Anatomie d’une chute
Nell’altro film, Anatomie d’une chute, ciò che sembrava un incidente, la caduta accidentale di Samuel (Samuel Theis) dal terzo piano della baita in legno che stava restaurando, diventa, per l’autorità giudiziaria, una selva oscura di ipotesi. Si è trattato di una disgrazia, di un suicidio o di una morte procurata? Indiziata la moglie Sandra (Sandra Huller), l’unica persona in casa al momento della caduta. Viene interrogato anche il figlio undicenne della coppia, Daniel (Milo Machado Graner). È lui, anzi per primo il suo cane, a portarci al cadavere per terra nella neve, in una pozza di sangue, davanti a casa.
L’interrogatorio di Daniel è penoso, primo perché il fatto è successo quando era fuori casa col cane, e poi perché è ipovedente. Il suo difetto di vista non è dalla nascita. A quattro anni, uscito dall’asilo senza trovare il padre ritardatario, è stato investito da una macchina. Le molte cure fatte non gli hanno ridato tutta la vista, hanno solo impoverito i genitori. E creato una frattura pesante nel rapporto di coppia.
Da subito appare una straordinaria capacità narrativa della regista Justine Triet, che fa emergere particolari importanti del passato per costruire il rapporto fra Samuel e Sandra, in assenza di Samuel, che apparirà solo molto dopo in un flash back. La regista sa creare nel pubblico l’attesa di capire che persona era Samuel, avendo sentito, all’inizio del film, solo il volume esagerato della musica, cui costringe la moglie, anche quando lei sta lavorando. E lei pazientemente sopporta. Poi lo vediamo morto.
Triet scava negli episodi quotidiani e nelle risposte di lei e del bambino, che inizialmente, oltre al dolore, ha paura di incolpare la madre con le sue risposte e si contraddice.
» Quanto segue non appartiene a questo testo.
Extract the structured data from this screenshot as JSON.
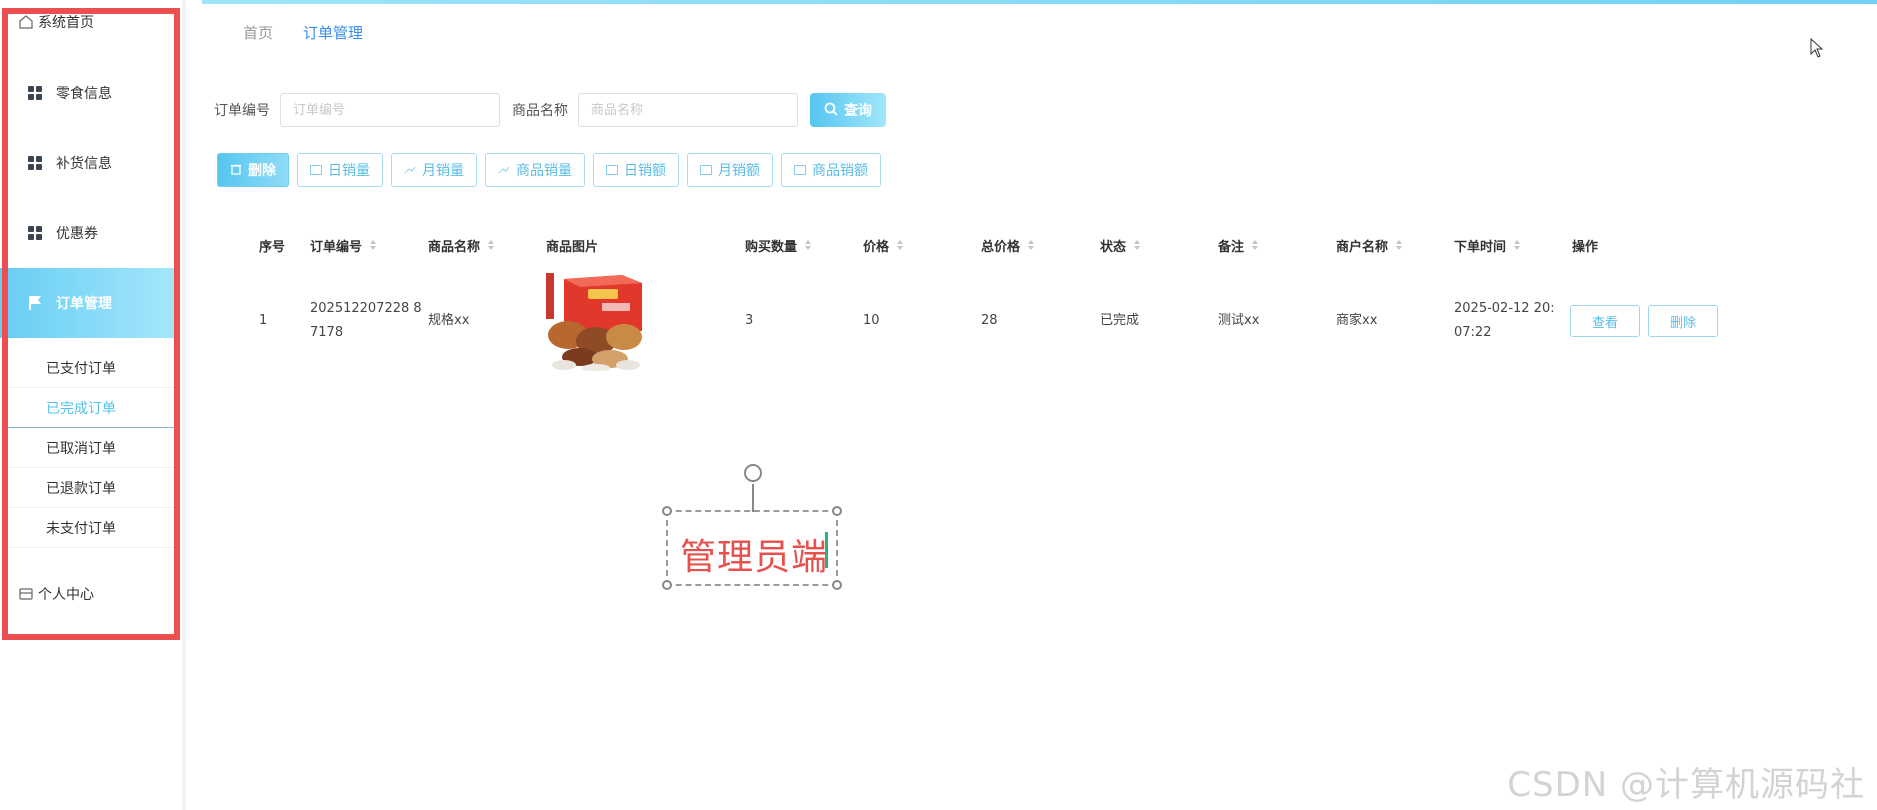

Recupererà dopo alla grande, dando l’impressione di essere più adulto dei suoi anni.
Penso che la giuria di Cannes 2023 abbia tributato la Palma d’oro a Triet soprattutto per questo modo di raccontare. Il personaggio viene costruito con le testimonianze o i resoconti che Sandra fa all’avvocato Vincent (Swann Arlaud), un suo amico di gioventù, che lei ha chiamato a difenderla. Inizialmente, come detto, non vediamo Samuel. Sentiamo solo la musica che lui tiene a volume supersonico, mentre lavora a restaurare la baita, sicuramente di malavoglia, a giudicare da questa sua violenta intromissione nella vita che si svolge a piano terra.
Sandra ha ricevuto la visita di una studentessa che la vuole intervistare perché è una scrittrice di successo. Lui pure vorrebbe fare lo scrittore ma vedremo che incolpa lei di costringerlo a occuparsi del figlio al posto suo, perché lei non se ne occupa abbastanza. Si capisce invece che non ha avuto successo come scrittore. E che Daniel sta crescendo senza complessi, malgrado l’handicap, segno evidente che non gli è mancato l’appoggio di entrambi i genitori. Prima della fine, vero colpo di scena, assisteremo alla registrazione vocale di uno scontro fra i due, che ci farà scoprire il loro rapporto. Col dubbio che il marito, che registrava, avesse alzato i toni per creare un dialogo più interessante, come materiale per un suo libro!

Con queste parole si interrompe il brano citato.